Pour accélérer les décisions d’achat, le gouvernement a relevé les aides publiques à partir du 1er juin. Elles peuvent atteindre jusqu’à 100 000 euros pour les véhicules les plus lourds, contre 60 000 euros auparavant. L’aide couvre ainsi environ un tiers du prix d’acquisition, ce qui rend certains projets plus crédibles pour les grandes flottes, les collectivités ou les entreprises soumises à des engagements environnementaux stricts.
Mais l’équation économique ne s’arrête pas au prix catalogue.
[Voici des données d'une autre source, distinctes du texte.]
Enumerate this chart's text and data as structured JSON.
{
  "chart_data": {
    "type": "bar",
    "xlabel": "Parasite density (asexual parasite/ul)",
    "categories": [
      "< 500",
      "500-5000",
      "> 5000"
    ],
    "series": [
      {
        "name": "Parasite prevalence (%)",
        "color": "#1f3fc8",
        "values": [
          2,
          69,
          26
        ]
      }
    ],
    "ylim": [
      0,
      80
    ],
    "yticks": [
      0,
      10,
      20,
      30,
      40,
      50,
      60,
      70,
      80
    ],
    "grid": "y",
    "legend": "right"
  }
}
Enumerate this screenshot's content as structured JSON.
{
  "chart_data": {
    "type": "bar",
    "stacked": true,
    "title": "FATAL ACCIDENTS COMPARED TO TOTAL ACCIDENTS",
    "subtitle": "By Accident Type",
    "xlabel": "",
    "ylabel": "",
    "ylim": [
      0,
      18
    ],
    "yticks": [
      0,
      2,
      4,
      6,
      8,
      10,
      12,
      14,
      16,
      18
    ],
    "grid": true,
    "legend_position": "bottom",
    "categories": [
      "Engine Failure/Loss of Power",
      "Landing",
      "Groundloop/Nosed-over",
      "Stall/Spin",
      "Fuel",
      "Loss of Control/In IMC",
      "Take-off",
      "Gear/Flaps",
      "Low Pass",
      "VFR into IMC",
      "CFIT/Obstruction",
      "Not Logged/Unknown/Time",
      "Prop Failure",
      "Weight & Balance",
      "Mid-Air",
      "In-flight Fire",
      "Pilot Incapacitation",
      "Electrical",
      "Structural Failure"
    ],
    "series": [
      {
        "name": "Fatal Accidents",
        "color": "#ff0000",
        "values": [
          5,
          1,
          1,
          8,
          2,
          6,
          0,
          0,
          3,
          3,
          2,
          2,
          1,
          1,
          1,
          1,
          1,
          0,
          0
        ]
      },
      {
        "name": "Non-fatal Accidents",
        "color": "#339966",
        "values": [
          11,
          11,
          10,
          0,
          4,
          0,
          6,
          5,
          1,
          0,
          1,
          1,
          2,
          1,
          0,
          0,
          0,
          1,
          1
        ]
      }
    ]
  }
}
Les transporteurs évaluent aussi le coût de l’électricité, la maintenance, l’autonomie réelle, la disponibilité des bornes et la durée d’immobilisation. Sur des trajets réguliers, avec recharge au dépôt et kilométrage maîtrisé, le poids lourd électrique devient plus attractif. Pour les longues distances, la décision reste encore beaucoup plus complexe.
Sans bornes de recharge adaptées les poids lourds électriques resteront au dépôt
Le développement des bornes de recharge pour poids lourds conditionne directement l’avenir du camion électrique en France. Sans réseau suffisamment dense, puissant et fiable, les transporteurs ne pourront pas convertir massivement leurs flottes, même avec des aides à l’achat plus généreuses. Le véhicule peut être performant ; s’il ne peut pas recharger au bon endroit, au bon moment, son usage reste limité.
Le gouvernement a fixé un objectif de 8 000 points de recharge dédiés aux poids lourds dans les dix prochaines années, avec l’équipement de près de 560 aires de service ou de repos sur autoroute. Cet effort est crucial pour sortir le camion électrique de son usage principalement urbain ou régional. Les besoins sont très différents de ceux des voitures électriques : puissance élevée, emplacements longs, accès simple pour les ensembles routiers et temps d’arrêt compatibles avec la réglementation sociale des conducteurs.
Les dépôts privés joueront aussi un rôle central. Beaucoup d’entreprises commenceront par électrifier des tournées prévisibles, avec recharge nocturne sur site. Mais pour franchir un cap industriel, la France devra déployer une infrastructure publique capable de soutenir le transport longue distance zéro émission.
L’ambition européenne pour le camion électrique met toute la filière sous pression
L’Union européenne vise une transformation profonde du transport routier, avec un objectif de 90 % de poids lourds électriques à l’horizon 2040. Cette ambition, encore discutée car jugée très élevée par une partie des constructeurs, met sous pression l’ensemble de la filière : industriels, transporteurs, énergéticiens, gestionnaires d’autoroutes, collectivités et pouvoirs publics.
Pour les fabricants comme Scania, Volvo, Mercedes-Benz Trucks ou Renault Trucks, le défi consiste à produire plus vite, à réduire les coûts des batteries et à proposer des véhicules adaptés à des usages très différents. Un camion de distribution urbaine, un tracteur régional et un ensemble longue distance n’ont ni les mêmes contraintes d’autonomie, ni les mêmes cycles de recharge, ni les mêmes attentes en matière de charge utile.
Les transporteurs, eux, doivent anticiper des investissements lourds tout en conservant leur compétitivité. Ils attendent des règles stables, des aides lisibles et une infrastructure crédible. L’investissement de Scania à Angers s’inscrit donc dans une course européenne plus large : celle de la décarbonation du transport routier, où l’industrie devra avancer vite, mais sans rompre l’équilibre économique d’un secteur essentiel.